About.
Date: June 2–4, 2026
Location: Kigali, Rwanda
Host: Rwanda Space Agency (RSA) & International Astronautical Federation (IAF)
Focus: Space technology, climate monitoring, greenhouse gas detection, disaster management.
Wait – space and climate change? How do they connect?
You might be thinking, “I’m not an astronaut. Why should I care about a space conference?”
Fair question.
But here’s the thing, we can’t fix what we can’t see. And right now, there are giant gaps in how we track climate change. Melting glaciers? We have rough estimates. Methane leaks? Often spotted months later. Deforestation? Occasionally we only know after satellite images get around to it.
GLOC 2026 exists to close those gaps.
This isn’t a sci-fi convention. It’s a working summit where space agencies, climate scientists, and policy people sit in the same room and ask one question: How do we use satellites to protect this planet faster?
What makes this year different?
Three things.
First, it’s in Africa. Most space conferences happen in Europe or North America. Holding GLOC in Kigali matters because African nations face some of the worst climate impacts with the fewest monitoring tools. This shifts the conversation from theory to real need.
Second, the topic list isn’t vague. We’re talking.
- Greenhouse gas monitoring (not just CO₂ – methane and nitrous oxide too)
- Disaster and emergency management (floods, droughts, landslides)
- Geospatial intelligence (AI + satellite data for farming, water, and urban planning)
Third, the Rwanda Space Agency is co-hosting. And they’re not messing around. They’ve already received 319 abstracts from 59 countries. That’s serious academic and technical firepower.
Who’s this actually for?
Let me be direct.
You should attend if you:
- Work in climate policy and need better data to make decisions
- Run an agriculture or food security program that depends on weather forecasting or land monitoring
- Build AI or remote sensing tools for environmental applications
- Represent a space agency looking for African partnerships
- Are a student or researcher in geospatial science (yes, there’s space for you too)
If your job touches satellite data – even just using Google Earth Engine once a week – this conference will level you up.
Why Kigali again?
Rwanda keeps popping up on these lists for a reason.
The country has invested heavily in its space program not because it plans to launch rockets, but because it understands that climate resilience starts with information. The Rwanda Space Agency is young, hungry, and actually getting things done.
Plus, Kigali is clean, safe, and surprisingly easy to navigate. No visa hassles for most Africans. Decent internet. Good coffee.
Small things. But they matter when you’re traveling for a conference.
A quick reality check
This is a technical conference. Don’t come expecting high-level political speeches and networking cocktails every night.
You’ll see slide decks full of spectral bands, orbital mechanics, and regression models. That’s the point.
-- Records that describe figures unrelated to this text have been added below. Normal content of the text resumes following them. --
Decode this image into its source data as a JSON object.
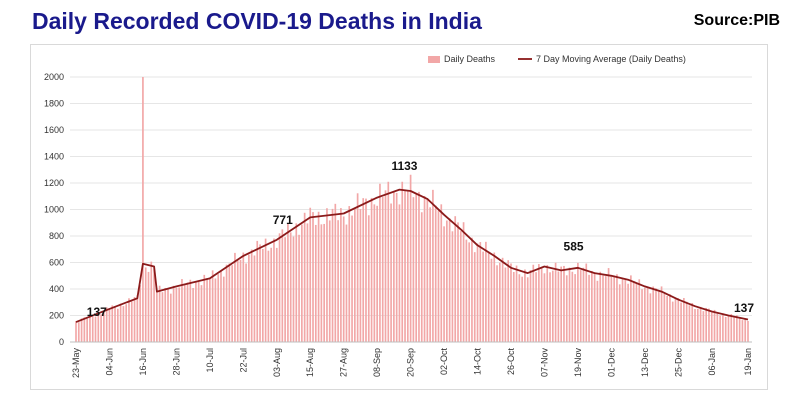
{
  "header": {
    "title": "Daily Recorded COVID-19 Deaths in India",
    "source": "Source:PIB"
  },
  "chart_data": {
    "type": "bar",
    "title": "Daily Recorded COVID-19 Deaths in India",
    "ylim": [
      0,
      2000
    ],
    "yticks": [
      0,
      200,
      400,
      600,
      800,
      1000,
      1200,
      1400,
      1600,
      1800,
      2000
    ],
    "xticks": [
      "23-May",
      "04-Jun",
      "16-Jun",
      "28-Jun",
      "10-Jul",
      "22-Jul",
      "03-Aug",
      "15-Aug",
      "27-Aug",
      "08-Sep",
      "20-Sep",
      "02-Oct",
      "14-Oct",
      "26-Oct",
      "07-Nov",
      "19-Nov",
      "01-Dec",
      "13-Dec",
      "25-Dec",
      "06-Jan",
      "19-Jan"
    ],
    "grid": true,
    "legend_position": "top-right",
    "bar_color": "#f2a7a7",
    "line_color": "#8b1a1a",
    "legend": [
      {
        "label": "Daily Deaths",
        "kind": "bar"
      },
      {
        "label": "7 Day Moving Average (Daily Deaths)",
        "kind": "line"
      }
    ],
    "series": [
      {
        "name": "7 Day Moving Average (Daily Deaths)",
        "x": [
          "23-May",
          "04-Jun",
          "14-Jun",
          "16-Jun",
          "20-Jun",
          "21-Jun",
          "28-Jun",
          "10-Jul",
          "22-Jul",
          "03-Aug",
          "15-Aug",
          "27-Aug",
          "08-Sep",
          "16-Sep",
          "20-Sep",
          "26-Sep",
          "02-Oct",
          "08-Oct",
          "14-Oct",
          "20-Oct",
          "26-Oct",
          "01-Nov",
          "07-Nov",
          "13-Nov",
          "19-Nov",
          "25-Nov",
          "01-Dec",
          "07-Dec",
          "13-Dec",
          "19-Dec",
          "25-Dec",
          "31-Dec",
          "06-Jan",
          "12-Jan",
          "19-Jan"
        ],
        "values": [
          150,
          250,
          330,
          590,
          570,
          380,
          420,
          480,
          650,
          771,
          940,
          970,
          1090,
          1150,
          1140,
          1080,
          960,
          850,
          730,
          650,
          560,
          520,
          570,
          540,
          560,
          520,
          500,
          470,
          420,
          380,
          320,
          270,
          230,
          200,
          170
        ]
      }
    ],
    "spike": {
      "x": "16-Jun",
      "value": 2000
    },
    "annotations": [
      {
        "label": "137",
        "x": "24-May",
        "value": 137
      },
      {
        "label": "771",
        "x": "03-Aug",
        "value": 771
      },
      {
        "label": "1133",
        "x": "16-Sep",
        "value": 1133
      },
      {
        "label": "585",
        "x": "16-Nov",
        "value": 585
      },
      {
        "label": "137",
        "x": "19-Jan",
        "value": 137
      }
    ]
  }
}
GLOC is for people who want to build climate solutions, not just talk about them.
That said, the field trips and side events are excellent. Past attendees have described them as “where the real learning happens.”
Practical advice
- Book your accommodation early. Kigali fills up fast during conference season.
- Bring a notebook. Not a laptop. You’ll want to sketch diagrams and jot down acronyms you’ve never heard before.
- Don’t be afraid to ask “dumb questions.” Space people love explaining their work. Seriously. They’ll engage you in a lengthy conversation.
Bottom line
GLOC 2026 isn’t flashy. It won’t have red carpets or celebrity speakers.
But if you care about using real data to fight climate change and you want to meet the people who actually collect that data from orbit, these are June’s most valuable three days.